Much the same idea made Dick peer anxiously over the cowling.

“They must be listening for us, in the seaplane,” Sandy decided. “I know there was a pilot and the man who got the life preserver. I wish I could have gotten a good look at either one, but the pilot had goggles and his helmet to hide his face and the other man had his back turned to us. Where can they be? What are they doing?”

They could not wait for the answer.

Through a thin cleft in the heavy mist, not far below them the dark outlines of eel-grass, flanking two sides of a channel in the swampy shore line stood out, for an instant, clear and menacing.

“Jeff!” warned Sandy.

Dick echoed the cry. Jeff had already caught the threat of that swamp below them. They could not risk going a foot lower. The pilot opened his throttle, picking up climbing speed to the roar of his engine.

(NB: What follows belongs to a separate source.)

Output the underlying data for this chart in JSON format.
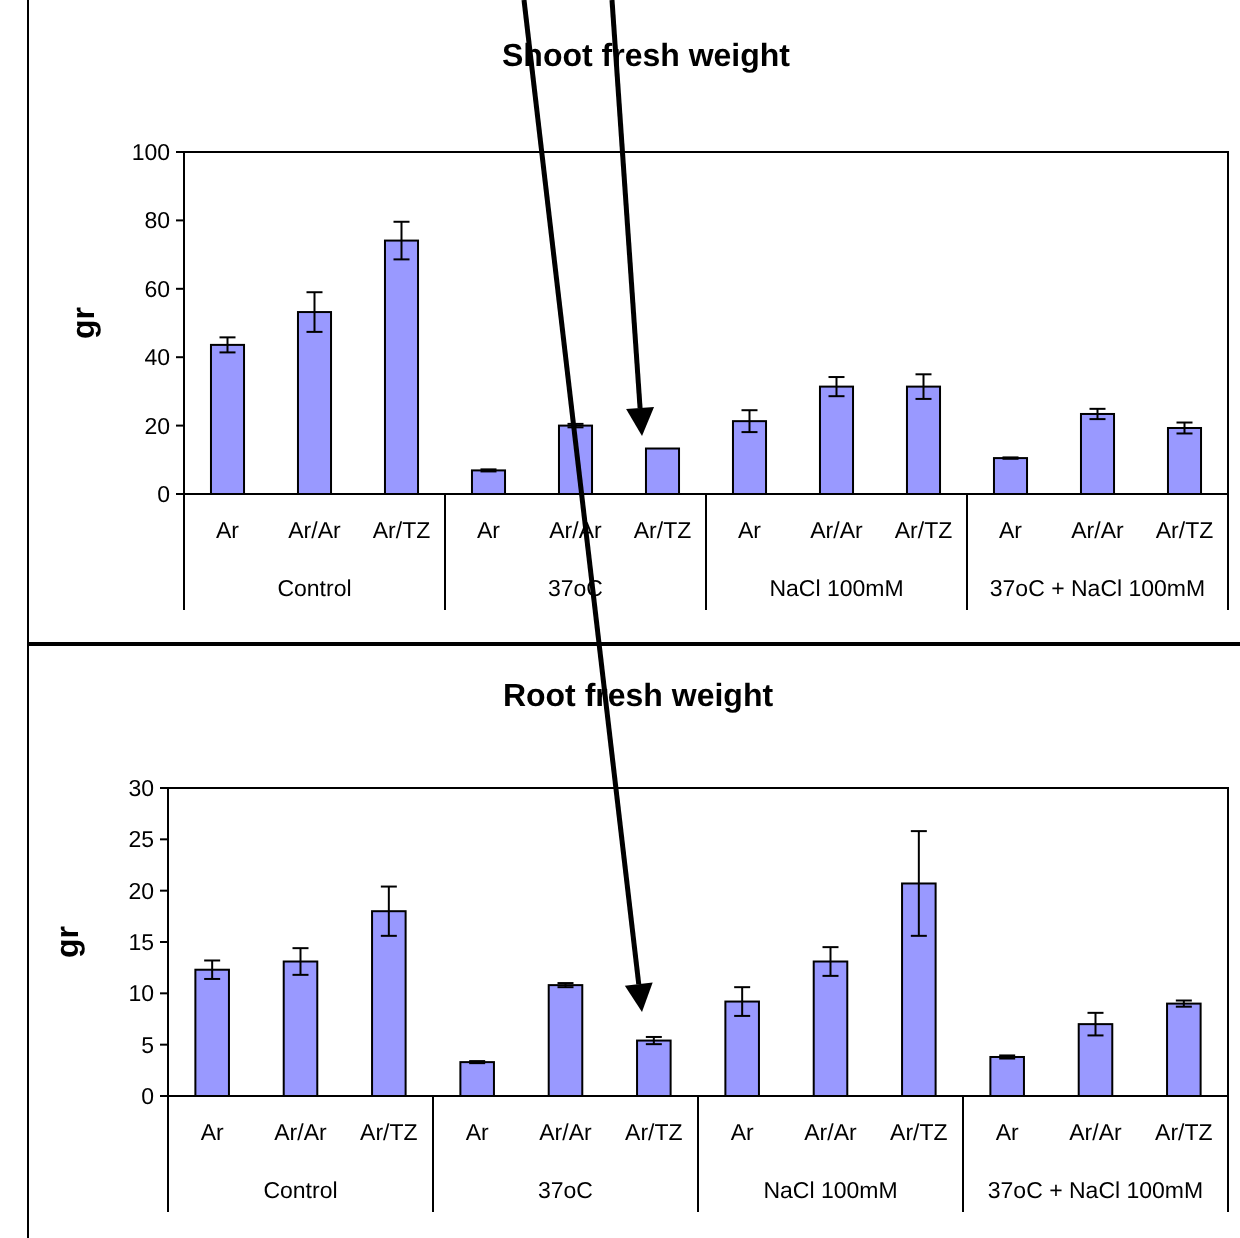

“We had to give in first,” Larry decided ruefully.

Not only had they given in. Jeff, it appeared, had given up. In thickening mist the risks were too great.

They had given up.

Jeff was climbing for the top of the bank, where he could come into the clear, get some idea of his location and return to report defeat to the yacht whose captain probably lay-to, waiting for news.

Nor did Jeff again cut the gun to listen.

“Oh, well,” Dick was always hopeful, “maybe we’ll get a ‘break’ sooner or later.”

Up, and still climbing, the airplane continued through the fog.

Low banks favored them.

With suddenly thinning rifts parting overhead they shot out into the clear sunlight. Beneath, stretching up disappointed fingers of murk lay the bank of fog.

“Look—toward shore!” screamed Sandy.